After moving to Amsterdam in 1837, Royer received many public commissions for statues of leading personalities from Dutch history, such as the statues of Rembrandt and Joost van den Vondel in Amsterdam, William the Silent in The Hague and Michiel de Ruyter in Vlissingen. His monumental sculptures of Dutch national heroes gave form to the rising nationalism in the country that had recently recovered its independence after French occupation and wanted to be reminded of its glorious past.

Royer was in 1839 one of the founders of the artist society Arti et Amicitiae in Amsterdam. Royer's work received wide public recognition and he was given a Royal award three times.

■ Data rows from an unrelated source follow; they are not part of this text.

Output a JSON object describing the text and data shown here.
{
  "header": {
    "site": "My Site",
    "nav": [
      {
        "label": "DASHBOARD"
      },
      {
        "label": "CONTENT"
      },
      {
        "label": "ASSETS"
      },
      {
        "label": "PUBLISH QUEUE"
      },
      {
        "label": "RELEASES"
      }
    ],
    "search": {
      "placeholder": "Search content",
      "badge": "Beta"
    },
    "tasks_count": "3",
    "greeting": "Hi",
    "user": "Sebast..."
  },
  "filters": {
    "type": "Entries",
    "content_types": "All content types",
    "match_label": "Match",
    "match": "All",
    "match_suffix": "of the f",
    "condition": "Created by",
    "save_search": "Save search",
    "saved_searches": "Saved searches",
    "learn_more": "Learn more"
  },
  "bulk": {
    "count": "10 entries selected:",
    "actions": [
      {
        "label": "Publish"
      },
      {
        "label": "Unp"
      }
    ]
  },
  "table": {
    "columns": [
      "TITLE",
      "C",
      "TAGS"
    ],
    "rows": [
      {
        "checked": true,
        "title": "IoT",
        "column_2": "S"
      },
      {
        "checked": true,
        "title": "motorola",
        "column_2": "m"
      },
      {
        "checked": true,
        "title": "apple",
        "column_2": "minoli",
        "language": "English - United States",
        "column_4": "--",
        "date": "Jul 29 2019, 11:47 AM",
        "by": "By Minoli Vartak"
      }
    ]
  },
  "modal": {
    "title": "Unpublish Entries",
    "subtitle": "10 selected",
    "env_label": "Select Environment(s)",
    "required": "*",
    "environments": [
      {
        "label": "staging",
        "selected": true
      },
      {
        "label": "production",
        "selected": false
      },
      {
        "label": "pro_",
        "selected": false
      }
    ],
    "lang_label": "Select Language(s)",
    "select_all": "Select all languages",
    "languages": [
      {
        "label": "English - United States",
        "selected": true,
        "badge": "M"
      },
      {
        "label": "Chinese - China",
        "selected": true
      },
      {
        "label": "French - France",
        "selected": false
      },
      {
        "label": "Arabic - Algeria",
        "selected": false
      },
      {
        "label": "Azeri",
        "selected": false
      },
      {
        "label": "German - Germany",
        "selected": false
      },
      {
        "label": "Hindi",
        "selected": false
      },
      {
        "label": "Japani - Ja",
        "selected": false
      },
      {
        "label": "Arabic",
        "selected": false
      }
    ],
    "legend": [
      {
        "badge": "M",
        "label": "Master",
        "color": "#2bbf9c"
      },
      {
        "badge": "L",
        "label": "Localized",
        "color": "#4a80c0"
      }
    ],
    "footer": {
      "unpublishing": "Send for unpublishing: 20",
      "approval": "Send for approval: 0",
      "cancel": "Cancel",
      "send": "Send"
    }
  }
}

After his death in Amsterdam in 1868, Royer's widow offered the estate of her husband to the Dutch State. The refusal of the offer was communicated by politician Thorbecke whose bust Royer had previously made. The estate was subsequently auctioned and an important part of it was bought by intimates and friends of the artist.

==Work==
Royer was during his lifetime the most important sculptor in the Netherlands. He was known as the "Canova of the Netherlands" and later he was simply referred to as "the sculptor." He had virtually no competition. In addition to monumental works, he made many salon portraits, allegorical representations and works with religious subjects including reliefs for the St. Francis Xavier Church in Amsterdam. He worked principally in marble, terracotta, earthenware and plaster. He was trained in the Flemish Baroque style and later came under the influence of Classicism while studying in Paris and Rome. His works were inspired by classical sculpture and have an idealising character. He is thus close to the French and Flemish academism that he was familiar with through his training. Many of his drawings have been preserved.

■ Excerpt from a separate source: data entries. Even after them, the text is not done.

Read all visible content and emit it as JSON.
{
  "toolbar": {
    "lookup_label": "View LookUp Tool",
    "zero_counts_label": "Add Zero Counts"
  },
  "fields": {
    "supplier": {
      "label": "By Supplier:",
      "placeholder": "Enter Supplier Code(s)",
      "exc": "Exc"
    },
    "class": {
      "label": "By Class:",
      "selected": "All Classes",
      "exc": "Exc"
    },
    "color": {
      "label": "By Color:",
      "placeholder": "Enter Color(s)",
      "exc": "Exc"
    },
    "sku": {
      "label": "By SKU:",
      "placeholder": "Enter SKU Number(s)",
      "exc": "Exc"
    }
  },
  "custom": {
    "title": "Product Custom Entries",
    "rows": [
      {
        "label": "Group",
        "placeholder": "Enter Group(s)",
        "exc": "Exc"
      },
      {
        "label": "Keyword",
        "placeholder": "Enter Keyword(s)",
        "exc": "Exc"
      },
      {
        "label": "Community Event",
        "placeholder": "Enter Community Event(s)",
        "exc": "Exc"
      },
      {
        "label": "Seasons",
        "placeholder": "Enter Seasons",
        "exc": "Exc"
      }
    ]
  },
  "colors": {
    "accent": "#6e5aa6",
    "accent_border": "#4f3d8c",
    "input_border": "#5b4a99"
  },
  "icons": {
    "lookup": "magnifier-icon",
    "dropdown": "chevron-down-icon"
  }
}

After Classicism had fallen out of fashion, Royer was quickly forgotten by the general public. In an attempt to save him from oblivion the Museum Amstelkring in Amsterdam organized in 1994 a retrospective of his work, which coincided with an exhibition of contemporary photos of his statues in the Flemish cultural centre De Brakke Grond in Amsterdam.

He trained many pupils including August Allebé, David Adolph Constant Artz, Hein Burgers, Gottlob Christoph Jacob Fischer, Eduard François Georges, S. van der Goen, Jozef Israëls, Cornelis Nicolaas Looman, Johan Philip Menger, Eduard Roskam, Theo Simons, Hendrik D. Jzn Sluyter, Johan Hendrik Stöver, Joseph Tuerlinckx and Elisabeth Verwoert.